Set throughout the late-1300s, The Last Duel follows a pair of French soldiers and friends, Jean de Carrouges (Matt Damon) and Jacques Le Gris (Adam Driver), who return from battle only to have their lives diverge on very different paths. Carrouges struggles financially and is forced to earn money by repeatedly fighting for his King Charles VI. Conversely, Le Gris cozies up with the King’s cousin, Lord Pierre (Ben Affleck), becoming his trusty sidekick and immediately living a bourgeois lifestyle. As Le Gris does the bidding of his Lord, which often comes at the expense of his friendship with Carrouges, tensions between the two men finally reach a boiling point when Carrouges’ wife, Marguerite (Jodie Comer), accuses Le Gris of rape. The medieval response is to have these two men duel to the death, with the belief that God would only allow the person telling the truth to win the battle.

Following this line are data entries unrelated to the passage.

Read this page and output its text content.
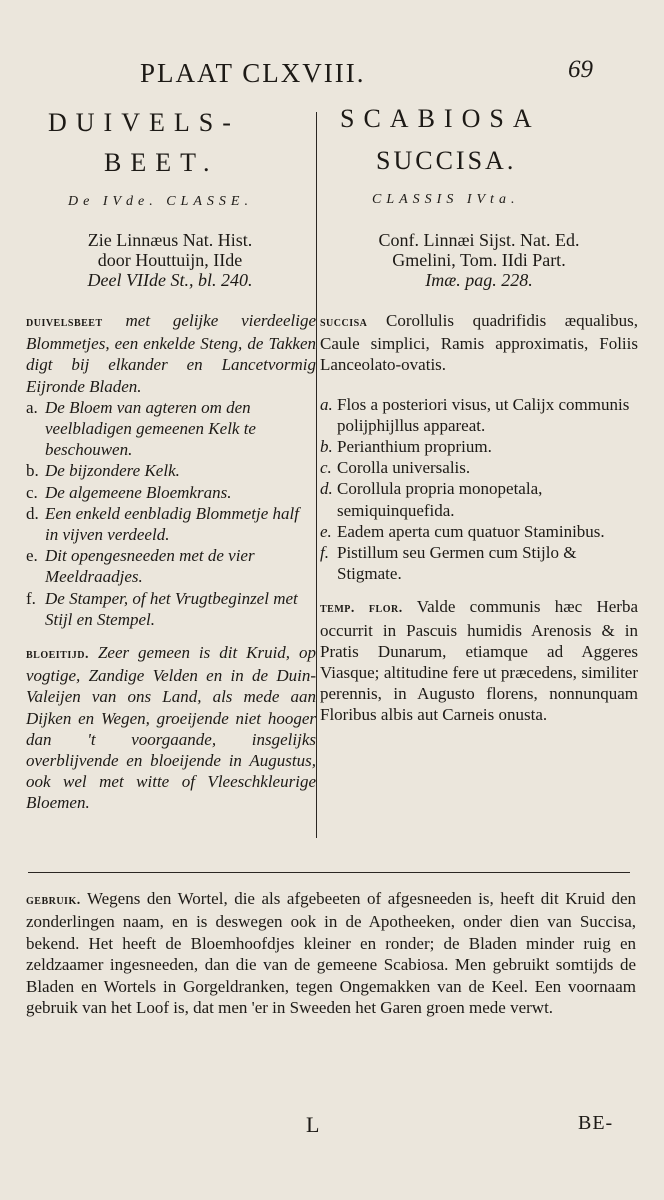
PLAAT CLXVIII.	69
DUIVELS-
BEET.
De IVde. CLASSE.
Zie Linnæus Nat. Hist.
door Houttuijn, IIde
Deel VIIde St., bl. 240.
SCABIOSA
SUCCISA.
CLASSIS IVta.
Conf. Linnæi Sijst. Nat. Ed.
Gmelini, Tom. IIdi Part.
Imæ. pag. 228.
duivelsbeet met gelijke vierdeelige Blommetjes, een enkelde Steng, de Takken digt bij elkander en Lancetvormig Eijronde Bladen.
a. De Bloem van agteren om den veelbladigen gemeenen Kelk te beschouwen.
b. De bijzondere Kelk.
c. De algemeene Bloemkrans.
d. Een enkeld eenbladig Blommetje half in vijven verdeeld.
e. Dit opengesneeden met de vier Meeldraadjes.
f. De Stamper, of het Vrugtbeginzel met Stijl en Stempel.
bloeitijd. Zeer gemeen is dit Kruid, op vogtige, Zandige Velden en in de Duin-Valeijen van ons Land, als mede aan Dijken en Wegen, groeijende niet hooger dan 't voorgaande, insgelijks overblijvende en bloeijende in Augustus, ook wel met witte of Vleeschkleurige Bloemen.
succisa Corollulis quadrifidis æqualibus, Caule simplici, Ramis approximatis, Foliis Lanceolato-ovatis.
a. Flos a posteriori visus, ut Calijx communis polijphijllus appareat.
b. Perianthium proprium.
c. Corolla universalis.
d. Corollula propria monopetala, semiquinquefida.
e. Eadem aperta cum quatuor Staminibus.
f. Pistillum seu Germen cum Stijlo & Stigmate.
temp. flor. Valde communis hæc Herba occurrit in Pascuis humidis Arenosis & in Pratis Dunarum, etiamque ad Aggeres Viasque; altitudine fere ut præcedens, similiter perennis, in Augusto florens, nonnunquam Floribus albis aut Carneis onusta.
gebruik. Wegens den Wortel, die als afgebeeten of afgesneeden is, heeft dit Kruid den zonderlingen naam, en is deswegen ook in de Apotheeken, onder dien van Succisa, bekend. Het heeft de Bloemhoofdjes kleiner en ronder; de Bladen minder ruig en zeldzaamer ingesneeden, dan die van de gemeene Scabiosa. Men gebruikt somtijds de Bladen en Wortels in Gorgeldranken, tegen Ongemakken van de Keel. Een voornaam gebruik van het Loof is, dat men 'er in Sweeden het Garen groen mede verwt.
L	BE-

Ridley Scott’s latest epic utilizes a three-chapter narrative structure, each of which follows a different character’s unique perspective of the film’s events. Such an approach can cloud the truth for audiences, as subtle differences in each person’s recollection inevitably cast themselves in the best light possible. This can often be a frustrating method of storytelling in certain instances, but The Last Duel’s three scribes, Damon, Affleck and Holofcener, keep the inconsistencies small and make their vision clear enough to easily enjoy this format. In fact, The Last Duel grows more interesting with each new vantage point, easing what could have otherwise been a strenuous running time that journeys north of two-and-a-half hours. Consequently, the film is at its finest during Holofcener’s powerful third act, which is told from the perspective of our victim, Marguerite de Carrouges, and one that Scott purposefully captions as “the truth”. It’s here where you’ll catch yourself playfully laughing-off the outdated discussions of 14th century beliefs regarding women and “science”. Yet, this mocking tone shifts quickly to a cringe-worthy realization of just how little progress we have made as a society in our attitudes to women in general and especially as victims. Scott and his trio of writers brilliantly show a scarred woman whose life rests in the hands of the same two men who have contributed to these physical, emotional and psychological wounds, and all she can do is sit idly by as a spectator in a man’s world. The Last Duel offers no shortage of poignant social insight without being overly preachy, serving as a true testament to the great value found within Scott’s latest epic period piece.